Donald Trump mentioned “inner cities” 10 times in last night’s second presidential debate, using words like “disaster” and “devastating” to describe them. When neighborhoods decay, home prices decrease. However, a look at home prices in the “inner cities” of most major U.S. metro areas shows that the opposite is happening. Instead of falling, the median price per square foot of homes sold in the inner cities of 31 major metro areas has jumped 52 percent over the last six years, outpacing price growth in the surrounding metro areas by 18 percentage points. The only inner cities where price growth has fallen behind that of the surrounding metro area are Chicago, Houston and Miami. For this analysis, we defined “inner city” as the 5 kilometers around the city center of a given metro area, recognizing that we imperfectly assigned a precise measure to the imprecise idea of the “inner city.”
Not only have inner cities seen stronger price growth in the past five years, inner-city homes tend to cost 92 percent more per square foot than homes in the surrounding metro area. In Boston, a typical inner-city home costs more than twice as much as a typical home in greater Boston. In only seven of the inner cities we looked at, homes were less expensive than those farther out.
The concept of the inner city has changed radically since the 1970s when central districts were synonymous with crime and poverty. In recent years, cities have undergone an economic and cultural Renaissance, making the urban core a popular and highly demanded place to live and to work. New light-rail infrastructure has been built in many inner-city areas, and nowadays the high-paying jobs are showing up downtown instead of in suburban office parks.
That’s not to say that people aren’t struggling, but Donald’s Trump’s picture of the urban core doesn’t match the real estate market, and he more than anyone should know that when it comes to house prices, it’s all about location.

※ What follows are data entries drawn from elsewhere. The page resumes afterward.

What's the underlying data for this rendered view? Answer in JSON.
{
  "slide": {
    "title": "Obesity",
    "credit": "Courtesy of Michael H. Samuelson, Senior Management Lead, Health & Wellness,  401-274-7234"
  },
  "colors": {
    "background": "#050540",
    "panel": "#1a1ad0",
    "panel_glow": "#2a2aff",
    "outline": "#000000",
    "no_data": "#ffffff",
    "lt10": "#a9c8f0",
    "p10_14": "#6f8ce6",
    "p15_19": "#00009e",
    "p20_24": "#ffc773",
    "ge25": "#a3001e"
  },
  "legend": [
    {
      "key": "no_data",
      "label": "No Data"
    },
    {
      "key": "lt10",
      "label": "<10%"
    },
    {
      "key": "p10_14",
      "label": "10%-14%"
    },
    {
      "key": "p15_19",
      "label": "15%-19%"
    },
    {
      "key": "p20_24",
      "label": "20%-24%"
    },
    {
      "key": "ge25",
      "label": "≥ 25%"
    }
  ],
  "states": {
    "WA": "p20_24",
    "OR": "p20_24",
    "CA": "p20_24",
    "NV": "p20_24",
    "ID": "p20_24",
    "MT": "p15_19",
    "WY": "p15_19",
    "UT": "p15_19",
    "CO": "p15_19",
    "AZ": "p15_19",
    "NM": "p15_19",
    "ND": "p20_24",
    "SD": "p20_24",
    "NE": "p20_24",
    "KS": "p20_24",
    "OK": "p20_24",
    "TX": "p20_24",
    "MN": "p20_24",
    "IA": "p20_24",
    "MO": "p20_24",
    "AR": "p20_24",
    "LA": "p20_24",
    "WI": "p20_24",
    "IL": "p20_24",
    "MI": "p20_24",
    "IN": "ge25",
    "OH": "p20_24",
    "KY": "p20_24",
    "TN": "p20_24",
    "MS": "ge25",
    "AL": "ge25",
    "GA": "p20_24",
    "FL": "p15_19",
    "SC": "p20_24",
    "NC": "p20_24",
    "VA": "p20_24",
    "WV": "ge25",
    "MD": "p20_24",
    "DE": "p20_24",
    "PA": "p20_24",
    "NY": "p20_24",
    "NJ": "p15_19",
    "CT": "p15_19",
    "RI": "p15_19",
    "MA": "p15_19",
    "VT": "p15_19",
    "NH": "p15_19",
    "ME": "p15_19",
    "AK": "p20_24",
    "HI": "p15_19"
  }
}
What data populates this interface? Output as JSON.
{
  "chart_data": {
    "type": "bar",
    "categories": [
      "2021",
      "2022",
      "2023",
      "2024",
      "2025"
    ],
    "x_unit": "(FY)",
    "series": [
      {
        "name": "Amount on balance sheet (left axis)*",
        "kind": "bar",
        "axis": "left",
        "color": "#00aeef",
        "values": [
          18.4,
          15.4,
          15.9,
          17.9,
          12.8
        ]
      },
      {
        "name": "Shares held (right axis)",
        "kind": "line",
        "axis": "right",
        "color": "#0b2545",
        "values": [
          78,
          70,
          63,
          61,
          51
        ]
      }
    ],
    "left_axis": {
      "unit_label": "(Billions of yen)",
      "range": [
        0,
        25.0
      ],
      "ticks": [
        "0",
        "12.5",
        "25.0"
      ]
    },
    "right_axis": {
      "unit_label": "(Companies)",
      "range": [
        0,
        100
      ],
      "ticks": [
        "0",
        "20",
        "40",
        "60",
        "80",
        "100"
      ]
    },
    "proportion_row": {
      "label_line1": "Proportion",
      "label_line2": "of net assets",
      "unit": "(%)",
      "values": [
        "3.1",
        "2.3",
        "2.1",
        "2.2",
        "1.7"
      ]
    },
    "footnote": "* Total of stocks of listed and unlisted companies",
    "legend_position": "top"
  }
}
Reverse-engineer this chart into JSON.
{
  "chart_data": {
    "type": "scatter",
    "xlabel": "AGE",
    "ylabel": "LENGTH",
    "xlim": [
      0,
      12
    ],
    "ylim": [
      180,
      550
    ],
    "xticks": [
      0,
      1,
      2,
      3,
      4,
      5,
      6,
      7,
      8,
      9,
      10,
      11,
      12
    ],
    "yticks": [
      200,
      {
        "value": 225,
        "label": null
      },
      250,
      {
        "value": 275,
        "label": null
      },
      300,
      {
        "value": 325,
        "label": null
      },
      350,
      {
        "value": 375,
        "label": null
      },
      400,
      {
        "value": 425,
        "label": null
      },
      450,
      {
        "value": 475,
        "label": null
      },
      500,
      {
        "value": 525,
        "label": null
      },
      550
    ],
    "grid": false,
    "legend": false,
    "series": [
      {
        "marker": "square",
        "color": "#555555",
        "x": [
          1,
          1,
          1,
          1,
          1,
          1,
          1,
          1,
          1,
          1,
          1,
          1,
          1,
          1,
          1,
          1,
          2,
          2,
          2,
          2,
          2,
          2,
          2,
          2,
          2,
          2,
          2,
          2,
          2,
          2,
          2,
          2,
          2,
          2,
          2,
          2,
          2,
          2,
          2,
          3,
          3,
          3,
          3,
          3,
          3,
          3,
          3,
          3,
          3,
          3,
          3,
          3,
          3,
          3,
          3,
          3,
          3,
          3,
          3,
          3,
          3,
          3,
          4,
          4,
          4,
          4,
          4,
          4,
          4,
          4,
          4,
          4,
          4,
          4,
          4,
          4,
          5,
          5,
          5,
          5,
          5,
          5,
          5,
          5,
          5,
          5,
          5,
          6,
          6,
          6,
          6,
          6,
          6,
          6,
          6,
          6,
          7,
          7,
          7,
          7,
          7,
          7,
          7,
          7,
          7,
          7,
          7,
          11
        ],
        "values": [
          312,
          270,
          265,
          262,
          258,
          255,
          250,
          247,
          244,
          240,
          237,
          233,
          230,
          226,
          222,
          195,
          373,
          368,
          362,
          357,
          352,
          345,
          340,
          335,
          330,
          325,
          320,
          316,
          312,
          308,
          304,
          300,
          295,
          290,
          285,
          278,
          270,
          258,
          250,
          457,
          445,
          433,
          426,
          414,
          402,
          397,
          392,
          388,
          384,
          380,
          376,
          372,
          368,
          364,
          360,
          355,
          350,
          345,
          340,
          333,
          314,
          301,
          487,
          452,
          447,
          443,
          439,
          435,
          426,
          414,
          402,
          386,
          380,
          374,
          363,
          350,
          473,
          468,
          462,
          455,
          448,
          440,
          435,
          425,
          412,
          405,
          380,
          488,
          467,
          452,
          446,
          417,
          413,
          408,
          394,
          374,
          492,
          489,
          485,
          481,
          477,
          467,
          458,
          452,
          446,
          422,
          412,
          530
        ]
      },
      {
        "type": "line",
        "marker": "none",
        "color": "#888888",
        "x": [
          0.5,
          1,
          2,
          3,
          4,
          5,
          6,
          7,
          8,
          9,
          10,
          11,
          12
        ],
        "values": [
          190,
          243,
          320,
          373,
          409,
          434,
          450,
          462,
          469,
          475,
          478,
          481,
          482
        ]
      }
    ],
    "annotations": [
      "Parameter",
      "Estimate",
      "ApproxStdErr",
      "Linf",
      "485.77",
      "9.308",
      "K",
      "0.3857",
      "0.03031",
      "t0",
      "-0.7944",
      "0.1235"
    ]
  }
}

We first determined the city center of the primary city within each metropolitan statistical area using the polygon centroids of the city or local knowledge about each metro region. Then, using data on more than 6 million home sales, we calculated the distance of every property sold to the city center of its metro. We used this distance calculated to classify any property within 5 kilometers (i.e. 3.1 miles) of the city center, about a 15-minute bike ride, as the “inner city” of a metro. We used the median sale price per square foot for measuring changes in price between the metro and urban core.